Additionally, this is her 24th market in a row. And while her first market was back in 1999, Bread started attending the market when she was a student at the Institute of American Indian Arts in 1978.
“In my nearly 50 years of attending market, it has just been such a pleasure to watch it grow and evolve,” says Bread. “For me, Santa Fe has always felt like home. And the friends I have developed here — from other artists to collectors, and now their children and grandchildren — make this whole weekend such a special experience for me. When I started, I was one of the few Blackfeet artists participating, and now there are so many. It has just been such a wonderful event to be a part of over the years.”

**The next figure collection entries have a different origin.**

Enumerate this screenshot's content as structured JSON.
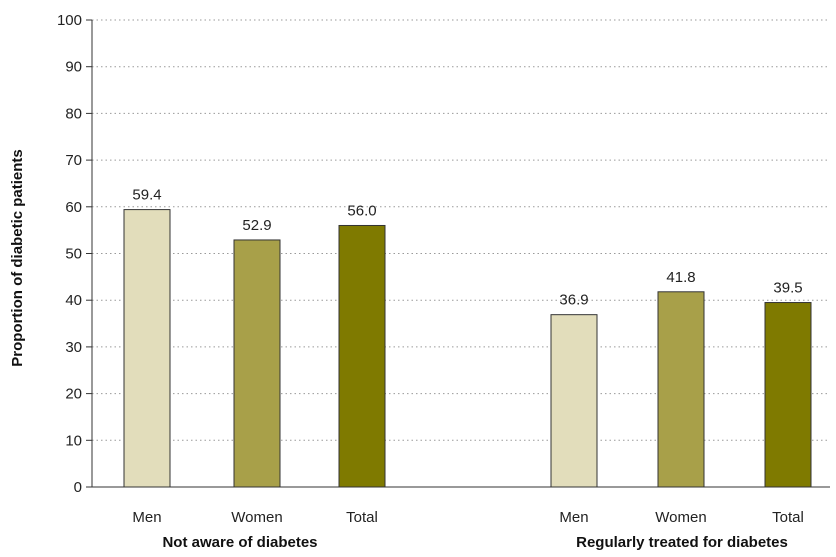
{
  "chart_data": {
    "type": "bar",
    "ylabel": "Proportion of diabetic patients",
    "ylim": [
      0,
      100
    ],
    "yticks": [
      0,
      10,
      20,
      30,
      40,
      50,
      60,
      70,
      80,
      90,
      100
    ],
    "grid": true,
    "groups": [
      {
        "label": "Not aware of diabetes",
        "bars": [
          {
            "category": "Men",
            "value": 59.4,
            "value_label": "59.4"
          },
          {
            "category": "Women",
            "value": 52.9,
            "value_label": "52.9"
          },
          {
            "category": "Total",
            "value": 56.0,
            "value_label": "56.0"
          }
        ]
      },
      {
        "label": "Regularly treated for diabetes",
        "bars": [
          {
            "category": "Men",
            "value": 36.9,
            "value_label": "36.9"
          },
          {
            "category": "Women",
            "value": 41.8,
            "value_label": "41.8"
          },
          {
            "category": "Total",
            "value": 39.5,
            "value_label": "39.5"
          }
        ]
      }
    ],
    "colors": {
      "Men": "#e2ddbb",
      "Women": "#a8a049",
      "Total": "#7f7a00"
    }
  }
}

Bread is one of the most sought-after beaders working today. However, instead of making earrings or jewelry, she focuses on larger, functional pieces such as bags, boxes, and parasols. “I really love the idea of our traditional arts being utilitarian,” says Bread. “I love to utilize that aspect of it. To me, that makes it more than art; [they’re] functional objects as they should be.”

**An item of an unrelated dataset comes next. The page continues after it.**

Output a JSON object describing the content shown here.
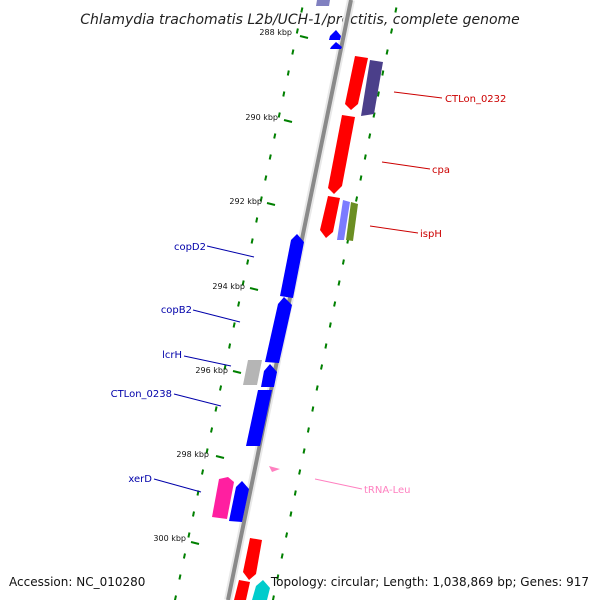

Bread is well known for her work in portraiture. And, for her, it’s important to have a personal connection to her subjects. Usually, this connection comes from stories she was told by her parents. “I have a lot of old photos of people in my tribe, and looking at them just brings me back to those moments and the time I spent with my parents where they would tell me about the people in the photos, who they were, what they were like, little stories about each one,” says Bread. “For me to do a portrait of someone, there must be a personal connection, and that comes through these stories.”
In her recent work, Bread has also been doing portraiture of animals. In March, for Indian Market at the Heard Museum in Phoenix, Arizona, she created a horse collar that included a rendering of a horse; and last year for Santa Fe Indian Market, she created a bison.
“I really enjoy challenging myself and trying new things,” says Bread. “I grew up on a ranch and have lived on one for most of my life, so I’ve always been surrounded by animals.”
Bread refers to her beadwork as “illusionary pictorial,” a term that comes from her creative process of looking at the old photographs and reimagining the lives of the people she sees. She also works in more traditional methods. “Traditional Plains ledger art and its vibrant color and stylized depictions, as well as delicate Blackfeet florals and bold Blackfeet geometric designs, comprise the remainder of my beaded art,” she says. “Those images are hand-drawn and composed into intricately beaded bags, boxes, and other traditional utilitarian items.”